Hello Nightflyer and welcome to the forum. So very sorry for your need to be here.
The crimes he committed effected my husband and I. Not physically injurious but economically and emotionally injurious.
This is a difficult situation. When our d cs become adults, go off the rails and make egregious choices, the ultimate ones including crimes against their own parents and family. It is all mind blowing, heart wrenching and completely unacceptable. YOU did not cause this, can't control it, or cure it, and can't change it. 33 is an adult. Our d cs grow up and make their own lives and choices. When drugs and addiction are involved, they become
unrecognizable. It is a pain like no other, I am so sorry for your aching Mommas heart.
He has always been a difficult child and we were not always able to handle him correctly. I have alot of guilt due to this and find myself depressed.
What is correctly? There are no instruction books within our heads in an instance where a d c is acting out and we are besides ourselves with everything that entails. I have times to look back on and wish I had controlled myself more, spent time reviewing and learned to forgive myself. We are only human and make mistakes. D cs, when younger and under our supervision, ramping it up and causing stressful situations, how is one supposed to act? It is a hard, hard road to travel. A loving child does not use our past parenting mistakes over and again to blame their choices on.

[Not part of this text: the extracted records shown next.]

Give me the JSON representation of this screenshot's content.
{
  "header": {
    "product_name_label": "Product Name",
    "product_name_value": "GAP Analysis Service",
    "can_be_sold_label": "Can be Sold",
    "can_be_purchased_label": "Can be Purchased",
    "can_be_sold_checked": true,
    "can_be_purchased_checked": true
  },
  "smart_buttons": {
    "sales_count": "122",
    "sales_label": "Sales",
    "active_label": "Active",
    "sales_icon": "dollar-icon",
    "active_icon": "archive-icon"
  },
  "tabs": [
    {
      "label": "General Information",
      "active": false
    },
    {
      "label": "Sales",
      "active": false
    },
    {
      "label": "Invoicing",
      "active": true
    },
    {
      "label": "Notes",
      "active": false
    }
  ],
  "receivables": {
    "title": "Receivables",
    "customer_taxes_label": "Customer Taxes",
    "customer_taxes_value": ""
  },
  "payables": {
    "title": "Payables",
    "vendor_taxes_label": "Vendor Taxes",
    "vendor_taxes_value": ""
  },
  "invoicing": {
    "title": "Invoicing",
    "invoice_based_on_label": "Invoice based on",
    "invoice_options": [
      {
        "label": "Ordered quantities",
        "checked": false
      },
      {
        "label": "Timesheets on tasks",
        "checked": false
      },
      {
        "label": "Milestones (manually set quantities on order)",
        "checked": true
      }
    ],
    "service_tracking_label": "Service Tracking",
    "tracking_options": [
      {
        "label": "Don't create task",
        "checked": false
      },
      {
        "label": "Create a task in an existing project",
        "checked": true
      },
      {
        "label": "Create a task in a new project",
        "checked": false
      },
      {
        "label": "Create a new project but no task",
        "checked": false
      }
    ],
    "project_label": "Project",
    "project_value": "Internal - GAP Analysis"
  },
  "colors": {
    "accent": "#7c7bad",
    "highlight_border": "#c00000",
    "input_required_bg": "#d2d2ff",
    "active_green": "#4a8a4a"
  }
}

This is aptly called FOG (fear, obligation and guilt) and many of us have been engulfed in it at some point in time or another. D c's use this to manipulate us.
Please take action to help with your depression. It is very understandable under your circumstances. There is lots of help for parents like us who are facing this.
He blames us for all that has happened to him. I am glad I found this forum it has helped me already.
Awwwww, the blame game. Been through it many times. I fell into the trap of blaming myself, there were times I felt I could have done.....should have done......but that is retrospect. We all did the best jobs we could with what we had at the time. Our kids grow up and make their own lives. There are people who have been through far worse, and still walked the straight and narrow. Addiction is a disease, but drugs are a choice. Crime is a choice.
Our d cs blame us for their troubles because it makes it easier for them to continue as is, and to look in the mirror. Don't let your son manipulate you emotionally with blame. He is 100% responsible for his own actions as an adult. Period.
You did the right thing in not bailing him out. I wouldn't bail my two out. Sometimes, I wish they would go to jail. Three square meals and lots of time to think about life, and choices.
It is hard to watch our d cs take this road.
We matter, too.
You matter, Nightflyer.
You have the rest of your life to live, and life is short.
I am glad you found us.
Welcome to the little club that no one wants to be a member of, but, it is a good place to be for folks like us. No one here is an expert, just parents with similar stories, at different junctures on the journey.
Please know that you are not alone, and most of all, you deserve peace of heart and mind.